Maxwell: Kel’el Ware vs. Adem Bona. Ware is more skilled and polished, but Bona’s motor runs higher and he’s a better raw athlete. Still, Ware really turned it on in all-star games, and it seems like he loves the spotlight. They’ll both be looking to prove their case over the other.
Paige: UCLA vs. Oregon. I’m very excited to see Bailey, Campbell, and Jaquez Jr. go up against Kel’el Ware and Will Richardson.
Evan: Oregon vs. USC on February 9. I’m excited to see Kel’el Ware and Vincent Iwuchukwu go at it again, after watching their first meeting in this year’s Nike Hoop Summit game.

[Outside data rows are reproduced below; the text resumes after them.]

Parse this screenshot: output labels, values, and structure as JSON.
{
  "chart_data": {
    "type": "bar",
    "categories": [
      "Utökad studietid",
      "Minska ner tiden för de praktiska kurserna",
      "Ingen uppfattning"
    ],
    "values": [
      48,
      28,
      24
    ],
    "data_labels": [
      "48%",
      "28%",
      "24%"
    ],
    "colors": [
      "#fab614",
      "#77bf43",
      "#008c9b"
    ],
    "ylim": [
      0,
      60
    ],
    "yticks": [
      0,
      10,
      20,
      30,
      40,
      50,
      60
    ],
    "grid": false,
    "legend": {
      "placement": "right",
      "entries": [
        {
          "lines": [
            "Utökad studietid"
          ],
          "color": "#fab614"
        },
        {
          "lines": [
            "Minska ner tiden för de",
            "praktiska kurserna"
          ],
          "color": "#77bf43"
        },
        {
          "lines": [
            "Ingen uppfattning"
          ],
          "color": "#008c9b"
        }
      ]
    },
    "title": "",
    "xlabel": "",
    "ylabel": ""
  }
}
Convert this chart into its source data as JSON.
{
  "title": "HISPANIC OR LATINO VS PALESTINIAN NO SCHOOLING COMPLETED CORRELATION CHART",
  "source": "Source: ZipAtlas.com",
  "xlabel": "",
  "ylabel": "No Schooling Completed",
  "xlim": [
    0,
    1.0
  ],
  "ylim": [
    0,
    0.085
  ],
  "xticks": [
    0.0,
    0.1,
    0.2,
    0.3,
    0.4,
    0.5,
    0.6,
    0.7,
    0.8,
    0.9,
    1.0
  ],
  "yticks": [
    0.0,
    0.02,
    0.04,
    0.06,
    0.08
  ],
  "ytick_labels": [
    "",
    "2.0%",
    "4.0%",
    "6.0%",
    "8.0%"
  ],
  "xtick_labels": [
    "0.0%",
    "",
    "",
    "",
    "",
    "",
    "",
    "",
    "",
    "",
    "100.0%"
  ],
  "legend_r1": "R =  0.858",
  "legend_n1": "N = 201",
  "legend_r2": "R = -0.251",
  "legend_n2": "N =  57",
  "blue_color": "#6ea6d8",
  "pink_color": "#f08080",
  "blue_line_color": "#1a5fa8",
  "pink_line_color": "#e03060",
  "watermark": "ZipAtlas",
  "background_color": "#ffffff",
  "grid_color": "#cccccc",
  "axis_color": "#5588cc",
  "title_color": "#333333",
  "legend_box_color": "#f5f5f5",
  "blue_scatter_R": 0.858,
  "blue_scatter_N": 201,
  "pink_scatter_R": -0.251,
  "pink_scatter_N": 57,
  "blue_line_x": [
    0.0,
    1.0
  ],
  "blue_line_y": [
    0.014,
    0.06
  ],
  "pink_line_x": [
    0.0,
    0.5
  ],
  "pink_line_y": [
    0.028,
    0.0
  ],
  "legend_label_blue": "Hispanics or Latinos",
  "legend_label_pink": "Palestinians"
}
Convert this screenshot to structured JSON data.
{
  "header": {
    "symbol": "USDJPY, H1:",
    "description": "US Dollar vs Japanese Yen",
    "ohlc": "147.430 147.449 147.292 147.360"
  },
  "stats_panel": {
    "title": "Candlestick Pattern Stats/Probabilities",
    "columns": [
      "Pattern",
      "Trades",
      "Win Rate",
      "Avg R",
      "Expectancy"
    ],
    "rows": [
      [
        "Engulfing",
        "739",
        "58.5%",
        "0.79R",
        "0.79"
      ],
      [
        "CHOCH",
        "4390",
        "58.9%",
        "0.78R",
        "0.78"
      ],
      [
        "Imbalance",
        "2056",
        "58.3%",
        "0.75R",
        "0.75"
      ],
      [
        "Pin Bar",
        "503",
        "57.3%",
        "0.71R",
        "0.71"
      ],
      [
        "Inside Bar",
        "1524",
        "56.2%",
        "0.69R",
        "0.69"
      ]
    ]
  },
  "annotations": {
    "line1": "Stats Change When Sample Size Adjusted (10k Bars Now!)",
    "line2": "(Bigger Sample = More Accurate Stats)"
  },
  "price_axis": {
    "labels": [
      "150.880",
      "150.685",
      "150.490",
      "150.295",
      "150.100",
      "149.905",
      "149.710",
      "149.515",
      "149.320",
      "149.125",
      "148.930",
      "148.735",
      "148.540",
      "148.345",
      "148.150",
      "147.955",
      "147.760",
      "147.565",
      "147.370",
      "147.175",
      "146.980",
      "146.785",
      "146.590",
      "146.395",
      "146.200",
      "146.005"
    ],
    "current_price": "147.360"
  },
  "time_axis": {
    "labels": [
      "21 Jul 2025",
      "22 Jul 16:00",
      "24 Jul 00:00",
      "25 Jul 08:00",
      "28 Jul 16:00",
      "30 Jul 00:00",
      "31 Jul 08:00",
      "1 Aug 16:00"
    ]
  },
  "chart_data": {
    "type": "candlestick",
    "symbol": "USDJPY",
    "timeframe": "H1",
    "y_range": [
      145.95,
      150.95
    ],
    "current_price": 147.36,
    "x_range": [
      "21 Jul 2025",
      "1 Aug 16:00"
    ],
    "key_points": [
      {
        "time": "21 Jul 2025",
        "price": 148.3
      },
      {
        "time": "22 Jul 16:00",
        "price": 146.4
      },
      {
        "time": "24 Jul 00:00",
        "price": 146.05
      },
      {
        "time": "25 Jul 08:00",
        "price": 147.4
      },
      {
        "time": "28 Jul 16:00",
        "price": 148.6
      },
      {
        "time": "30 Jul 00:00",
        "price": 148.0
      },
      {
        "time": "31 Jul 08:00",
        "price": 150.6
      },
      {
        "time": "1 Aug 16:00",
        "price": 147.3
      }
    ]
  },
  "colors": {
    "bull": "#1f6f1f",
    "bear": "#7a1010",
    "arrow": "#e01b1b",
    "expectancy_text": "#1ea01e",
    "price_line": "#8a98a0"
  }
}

Nathan: Arizona against UCLA. There’s a real matchup across the board by position between the two teams. Amari Bailey against Kerr Kriisa in the backcourt, Pelle Larsson vs. Jaime Jaquez on the wing, and Azuolas Tubelis is a breakout candidate against the lauded freshman prospect Adem Bona. Both rosters go deeper than those guys, but the level of competition in this game should be high as tempers flare between two talented coaching staffs. I can’t wait to watch these two squads battle it out.
Corey: UCLA vs Arizona is filled with a ton of intriguing NBA prospects. No brainer viewing from a scouting perspective.
Rucker: UCLA vs Arizona. Tyler Rucker will be in attendance. I also might rush the court. On a serious note, those two teams always seem to have a bloodbath of epic proportions. Plenty of talent on both rosters, should be another great showdown.